Глава 1. Пустота
Тишина. Она заполняла всё вокруг, обволакивая стены, пол, потолок. В её густом, вязком присутствии любое движение казалось ненужным, лишним. Даже звук шагов в коридоре, редкий и едва уловимый, тонули в этом странном вакууме.
Комната Баку выглядела так, словно жизнь в ней остановилась. На полу лежали обрывки бумаги с неудачными рисунками — тонкие линии, которые он начинал, но никогда не заканчивал. Карандаши с изношенными грифелями валялись рядом с кроватью, некоторые сломаны в порыве раздражения.
На подоконнике, покрытом слоем пыли, стояли старые книги. Когда-то он любил читать — погружаться в истории, где герои побеждали своих демонов, где зло всегда получало по заслугам. Теперь эти книги были лишь напоминанием о том, что жизнь не похожа на выдуманные сюжеты.
Баку сидел на краю кровати, обхватив голову руками. Его взгляд был прикован к ковру на полу, узоры которого казались странно размазанными. Он не знал, сколько времени прошло с момента, когда он сел. Часы давно потеряли значение. Утро, день, ночь — всё смешалось в бесконечный серый поток.

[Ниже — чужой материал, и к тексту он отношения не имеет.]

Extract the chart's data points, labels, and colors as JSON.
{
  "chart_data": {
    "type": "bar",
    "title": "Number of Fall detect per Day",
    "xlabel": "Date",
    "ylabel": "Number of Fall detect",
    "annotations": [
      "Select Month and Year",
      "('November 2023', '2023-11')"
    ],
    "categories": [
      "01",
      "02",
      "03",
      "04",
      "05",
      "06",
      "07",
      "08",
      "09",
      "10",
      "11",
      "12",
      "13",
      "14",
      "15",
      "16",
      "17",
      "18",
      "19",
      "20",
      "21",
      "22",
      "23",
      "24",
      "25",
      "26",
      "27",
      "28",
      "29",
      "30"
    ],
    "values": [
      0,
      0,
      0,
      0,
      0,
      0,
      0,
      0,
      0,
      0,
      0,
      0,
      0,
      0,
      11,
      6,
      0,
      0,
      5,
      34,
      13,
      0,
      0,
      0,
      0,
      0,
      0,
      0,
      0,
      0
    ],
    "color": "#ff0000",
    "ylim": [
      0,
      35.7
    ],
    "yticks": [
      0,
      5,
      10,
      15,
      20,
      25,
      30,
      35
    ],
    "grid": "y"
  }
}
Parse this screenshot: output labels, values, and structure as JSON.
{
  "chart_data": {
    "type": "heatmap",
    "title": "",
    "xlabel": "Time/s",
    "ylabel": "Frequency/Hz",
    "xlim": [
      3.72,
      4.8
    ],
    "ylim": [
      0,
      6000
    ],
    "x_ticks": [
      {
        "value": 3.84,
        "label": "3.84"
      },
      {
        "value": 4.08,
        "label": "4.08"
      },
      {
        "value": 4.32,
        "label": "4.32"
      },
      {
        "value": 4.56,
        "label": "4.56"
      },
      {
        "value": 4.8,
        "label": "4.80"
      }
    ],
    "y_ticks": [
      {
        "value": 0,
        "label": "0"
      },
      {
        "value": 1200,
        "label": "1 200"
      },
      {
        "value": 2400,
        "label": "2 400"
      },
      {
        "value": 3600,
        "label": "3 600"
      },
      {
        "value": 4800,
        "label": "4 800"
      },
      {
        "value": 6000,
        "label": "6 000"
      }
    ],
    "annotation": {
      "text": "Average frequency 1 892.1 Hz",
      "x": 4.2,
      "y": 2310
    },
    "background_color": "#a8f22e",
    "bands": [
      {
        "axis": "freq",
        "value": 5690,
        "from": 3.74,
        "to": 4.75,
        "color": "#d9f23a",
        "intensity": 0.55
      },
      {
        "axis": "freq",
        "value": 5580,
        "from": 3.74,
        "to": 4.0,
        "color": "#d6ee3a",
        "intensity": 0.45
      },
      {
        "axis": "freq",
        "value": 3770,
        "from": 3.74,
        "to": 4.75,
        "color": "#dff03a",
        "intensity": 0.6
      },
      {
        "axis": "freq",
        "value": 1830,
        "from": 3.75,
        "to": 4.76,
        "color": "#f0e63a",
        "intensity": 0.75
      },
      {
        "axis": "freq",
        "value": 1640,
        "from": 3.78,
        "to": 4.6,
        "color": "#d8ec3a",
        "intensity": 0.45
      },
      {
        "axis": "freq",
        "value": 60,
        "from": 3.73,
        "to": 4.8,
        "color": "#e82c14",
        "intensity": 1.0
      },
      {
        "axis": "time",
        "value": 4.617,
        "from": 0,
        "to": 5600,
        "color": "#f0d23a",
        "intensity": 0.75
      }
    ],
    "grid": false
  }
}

"Как долго это продолжается?" — мелькнула мысль. Но ответить он не мог. Может быть, это началось сразу после похорон. А может, даже раньше, в тот момент, когда он понял, что её больше нет.
Отчетливо тикали часы где-то в соседней комнате. Ритм их стрелок был медленным, почти издевательским. Каждое "тик" было похоже на плевок в лицо: "Смотри, время идёт, а ты стоишь на месте".
Он закрыл глаза, пытаясь отгородиться от всего, что его окружало. Но тишина не исчезала. Она стала его постоянной спутницей. Густой, удушающей. Тишина была не просто отсутствием звуков. Она была живым, злобным существом, которое проникало в его мысли, заполняло собой его грудь, давило на сердце.
Когда-то в этой комнате звучал смех. Сначала его, детский и беззаботный, потом — мягкий смех матери, которая всегда знала, как развеять тревоги. Сейчас эти воспоминания были как сны, которые он больше не мог увидеть.
Единственное, что нарушало гнетущую тишину, было слабое подрагивание оконного стекла под порывами ветра. Но даже этот звук казался далёким, словно доносился из другого мира, куда Баку не было пути.
Раньше всё было иначе.
Баку не мог сказать, что его жизнь была идеальной. Его отец всегда был жёстким человеком, требовательным и строгим. Каждое слово из его уст звучало как приказ, каждое замечание — как приговор. Для отца Баку был не сыном, а каким-то проектом, который не оправдывал ожиданий.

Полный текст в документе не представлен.